Qu’il séduise ou qu’il agace, Bernard-Henri Lévy ne laisse pas indifférent. Qu’on les loue ou qu’on les critique, ses livres, souvent, font date. Pas tous. Certes. BHL a parfois cédé à certaines facilités médiatiques. Mais La Barbarie à visage humain (1977), L’Idéologie française (1981), Les Aventures de la liberté (1991), Le Jugement dernier (1992) ont compté. Comme devrait compter son nouvel essai, La Pureté dangereuse. L’auteur part d’un constat : entre le drame algérien, les horreurs de Kigali, l’insupportable tragédie bosniaque et les convulsions qui agitent la Russie postcommuniste, il trouve un point commun, un « fil rouge », qui caractérise l’intégrisme : la « pureté » – originelle, rédemptrice, biologique, linguistique, politique – que revendiquent, y compris par les armes, un nombre croissant d’ayatollahs, de doctrinaires et de prophètes aux filiations indistinctes.

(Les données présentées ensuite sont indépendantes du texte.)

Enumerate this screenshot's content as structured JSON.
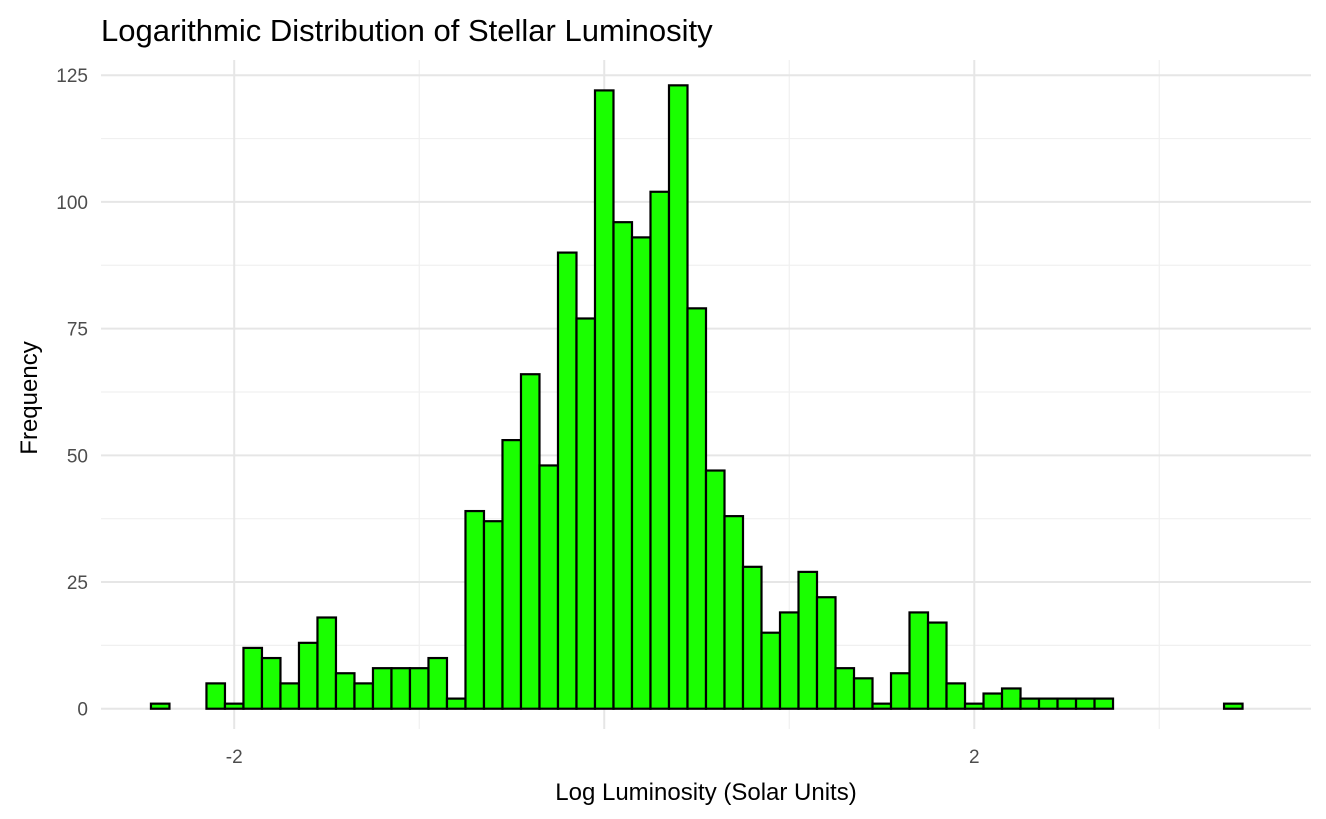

Attention ! la pureté est « dangereuse », lance Bernard-Henri Lévy. Comme on lance un SOS.

BERNARD LECOMTE : Votre livre dénonce l’intégrisme. La démarche en est souvent intéressante, mais, disons-le, certains passages sont irritants, et la conclusion, à mon sens, est insupportable. D’abord, pourquoi ce parallèle entre pureté et intégrisme ?

BERNARD-HENRI LÉVY : Ce n’est pas un parallèle. C’est le sens même du mot. Dans « intégrisme », il y a « intégrité ». Donc, qu’on le veuille ou non, « pureté ». La volonté de pureté, voilà la matrice de l’intégrisme. Mettez, dans n’importe quelle société, la pureté comme principe de commandement – de Saint-Just à Khomeyni, de Savonarole au FIS algérien – et vous aurez inévitablement l’intégrisme et son cortège de meurtres.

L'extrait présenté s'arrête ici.